UniGATConv

class dhg.nn.UniGATConv(*args, **kwargs)[source]

Bases: torch.nn.Module

The UniGAT convolution layer proposed in UniGNN: a Unified Framework for Graph and Hypergraph Neural Networks paper (IJCAI 2021).

Sparse Format:

\[\begin{split}\left\{ \begin{aligned} \alpha_{i e} &=\sigma\left(a^{T}\left[W h_{\{i\}} ; W h_{e}\right]\right) \\ \tilde{\alpha}_{i e} &=\frac{\exp \left(\alpha_{i e}\right)}{\sum_{e^{\prime} \in \tilde{E}_{i}} \exp \left(\alpha_{i e^{\prime}}\right)} \\ \tilde{x}_{i} &=\sum_{e \in \tilde{E}_{i}} \tilde{\alpha}_{i e} W h_{e} \end{aligned} \right. .\end{split}\]
Parameters
  • in_channels (int) – \(C_{in}\) is the number of input channels.

  • out_channels (int) – \(C_{out}\) is the number of output channels.

  • bias (bool) – If set to False, the layer will not learn the bias parameter. Defaults to True.

  • use_bn (bool) – If set to True, the layer will use batch normalization. Defaults to False.

  • drop_rate (float) – The dropout probability. If dropout <= 0, the layer will not drop values. Defaults to 0.5.

  • atten_neg_slope (float) – Hyper-parameter of the LeakyReLU activation of edge attention. Defaults to 0.2.

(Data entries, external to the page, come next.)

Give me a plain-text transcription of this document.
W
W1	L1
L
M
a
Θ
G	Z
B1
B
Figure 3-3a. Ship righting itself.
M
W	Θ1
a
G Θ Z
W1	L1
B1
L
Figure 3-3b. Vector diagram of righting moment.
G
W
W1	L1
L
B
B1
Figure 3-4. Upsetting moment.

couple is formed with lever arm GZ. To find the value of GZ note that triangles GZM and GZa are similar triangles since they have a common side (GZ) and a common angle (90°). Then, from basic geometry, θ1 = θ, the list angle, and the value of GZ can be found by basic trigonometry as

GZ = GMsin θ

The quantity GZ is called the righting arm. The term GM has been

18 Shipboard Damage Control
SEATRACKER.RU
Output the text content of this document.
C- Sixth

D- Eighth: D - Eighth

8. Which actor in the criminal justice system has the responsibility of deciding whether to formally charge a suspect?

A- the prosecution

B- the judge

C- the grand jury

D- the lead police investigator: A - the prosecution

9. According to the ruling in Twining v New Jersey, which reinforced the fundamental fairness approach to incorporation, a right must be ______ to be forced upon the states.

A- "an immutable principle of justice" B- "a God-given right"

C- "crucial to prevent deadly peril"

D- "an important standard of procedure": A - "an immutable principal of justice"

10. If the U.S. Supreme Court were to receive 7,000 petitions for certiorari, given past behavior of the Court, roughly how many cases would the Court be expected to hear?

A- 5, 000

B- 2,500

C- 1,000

  • is_last (bool) – If set to True, the layer will not apply the final activation and dropout functions. Defaults to False.

forward(X, hg)[source]

The forward function.

Parameters
  • X (torch.Tensor) – Input vertex feature matrix. Size \((|\mathcal{V}|, C_{in})\).

  • hg (dhg.Hypergraph) – The hypergraph structure that contains \(|\mathcal{V}|\) vertices.